Yes! Ask some questions, but you should also know that for the better part of the last two years the INAC and AFN have been sleeping together in the so called "Lands and Trusts Services" (LTS) review. They even gave the affair a cutsy name, "Joint Initiative." A SWAT team was organized of senior bureacrats at INAC and they were equipped with a team of lawyers. Aboriginal civil servants were recruited. Mike Watts, Ray Hatfield and Randy Brandt were put in charge of the INAC project. Roger Jones and Norma Diamond were the AFN counterparts.

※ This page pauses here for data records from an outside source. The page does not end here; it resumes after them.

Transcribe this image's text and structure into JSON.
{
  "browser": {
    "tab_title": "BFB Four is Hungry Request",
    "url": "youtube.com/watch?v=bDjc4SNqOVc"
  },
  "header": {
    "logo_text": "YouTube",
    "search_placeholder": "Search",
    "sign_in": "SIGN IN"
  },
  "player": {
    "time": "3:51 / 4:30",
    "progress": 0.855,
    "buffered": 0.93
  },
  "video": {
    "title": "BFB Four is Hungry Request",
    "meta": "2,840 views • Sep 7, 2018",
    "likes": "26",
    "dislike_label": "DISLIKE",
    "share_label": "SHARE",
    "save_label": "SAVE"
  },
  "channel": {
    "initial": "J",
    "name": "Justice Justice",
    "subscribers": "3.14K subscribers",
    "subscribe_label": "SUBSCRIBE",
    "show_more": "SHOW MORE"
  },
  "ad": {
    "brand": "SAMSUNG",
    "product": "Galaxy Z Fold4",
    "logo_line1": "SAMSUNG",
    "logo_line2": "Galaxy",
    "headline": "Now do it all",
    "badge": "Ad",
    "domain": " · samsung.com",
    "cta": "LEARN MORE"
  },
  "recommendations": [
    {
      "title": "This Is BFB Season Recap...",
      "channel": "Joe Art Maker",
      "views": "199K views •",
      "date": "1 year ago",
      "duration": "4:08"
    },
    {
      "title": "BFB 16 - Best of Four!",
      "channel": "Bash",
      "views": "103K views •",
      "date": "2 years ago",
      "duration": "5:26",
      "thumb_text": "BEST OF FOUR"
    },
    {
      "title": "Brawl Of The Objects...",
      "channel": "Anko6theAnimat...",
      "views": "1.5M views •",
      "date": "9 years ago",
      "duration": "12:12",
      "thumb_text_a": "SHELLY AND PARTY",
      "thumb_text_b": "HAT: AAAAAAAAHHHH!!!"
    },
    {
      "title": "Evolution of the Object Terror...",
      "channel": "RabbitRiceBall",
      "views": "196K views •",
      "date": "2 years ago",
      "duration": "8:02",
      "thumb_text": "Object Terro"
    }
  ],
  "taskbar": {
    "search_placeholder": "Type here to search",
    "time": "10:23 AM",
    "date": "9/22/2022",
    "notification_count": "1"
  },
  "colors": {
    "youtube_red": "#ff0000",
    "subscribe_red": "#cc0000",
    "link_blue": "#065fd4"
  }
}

The work culminated in a national gathering in Winnipeg during June 2000. The meeting was huge, attended by nearly 1,000 delegates. Roger Jones was optimistic by the end of the week-long series of meetings indicating that he had enough background to draft proposed changes to the Indian Act. However, a month later the AFN elected a new leader.

All it took was one AFN election to kill the momentum. Phil Fontaine and Jane Stewart's Gathering Strength initiative began to wither and atrophy.

The AFN was silent for the next few months as Cree leader Coon-Come's campaign cronies plotted their takeover of the national office. Coon-Come hired former national crybaby, Ovide Mercredi, as a senior advisor and Coon-Come's political staff have been rejecting every proposal from their experienced AFN staff, and from INAC too, ever since.

Agent Nault, on the other hand, wasted no time. He saw that the Indians were deeply divided on Indian Act changes and looked for allies. He found them in Saskatchewan, and here and there across the country, mostly Fontaine sympathizers and people who had worked on Fontaine's doomed campaign for re-election.

In Ottawa, Agent Nault played tiddly-winks with LTS and the Indian Act. He tried to find the limelight. But he was awkward about it. He acted cowardly in Atlantic Canada running away from Mercredi in Burnt Church, N.B. during the thick of the fishing fury last fall. His chance to play a role that could have got him great press disappeared right before his eyes.

Perhaps more typical of a paranoid plotting his defence, the Agent quietly got rid of the Indians working at senior management. He shifted the responsibilities of Mike Watts, sent Rae Hatfield off to Winnipeg to learn French and lost Randy Brandt to BC Hydro. He then assigned the task of writing the "Governance" draft to Ottawa lawyer, and former Ron Irwin crony, Brad Morse. Now he expects the Indians of Canada to lay down and spread their legs. Whoa!

I asked myself as I began to consider this column topic: Why don't we want to change the Indian Act? I'd like to see it changed. I've lived with it most of my life. And, yes, our politicians should be more accountable. I wouldn't mind having access to the AFN's financial records, or better yet, to the Tobique band of Maliseet's fiancial records. Shouldn't we all be concerned at how carefully the millions of dollars is spent each year bringing all the chiefs of Canada together? Making decisions on our behalf?

I've been a journalist watching the chiefs in action for the better part of two dozen years. I have seen them all condemn the Indian Act. I have heard them all proclaim that the Indian Act is a tired old piece of paternalism that must be abolished. How many meetings must they have to agree to do something? Must we cater to the whims and fancies of every national chief?

Why can't his political team roll up their Armani sleeves and research their own archive of decisions?

Consider this First Nations. It is our inherent right to know the truth. It is our treaty right to be informed and apprised of our condition and our leaders are responsible for that, but we are responsible to inform ourselves. The majority of our population is young. Do we want to leave the future generations the legacy of having wasted away all these years in fruitless meetings and national chief processes?

Let's forget all the rhetoric and the disdain. Look a leader in the eye and ask, Is the Indian Act our sacred cow?

Jeff Bear is a member of the Maliseet Nation of Tobique, N.B., living in Vancouver. Meganumbe was one of the first treaty negotiators, a Maliseet, who helped negotiate the provisions of the 1725 treaty which stands as the template for the 1760 treaty referenced in the Marshall court case.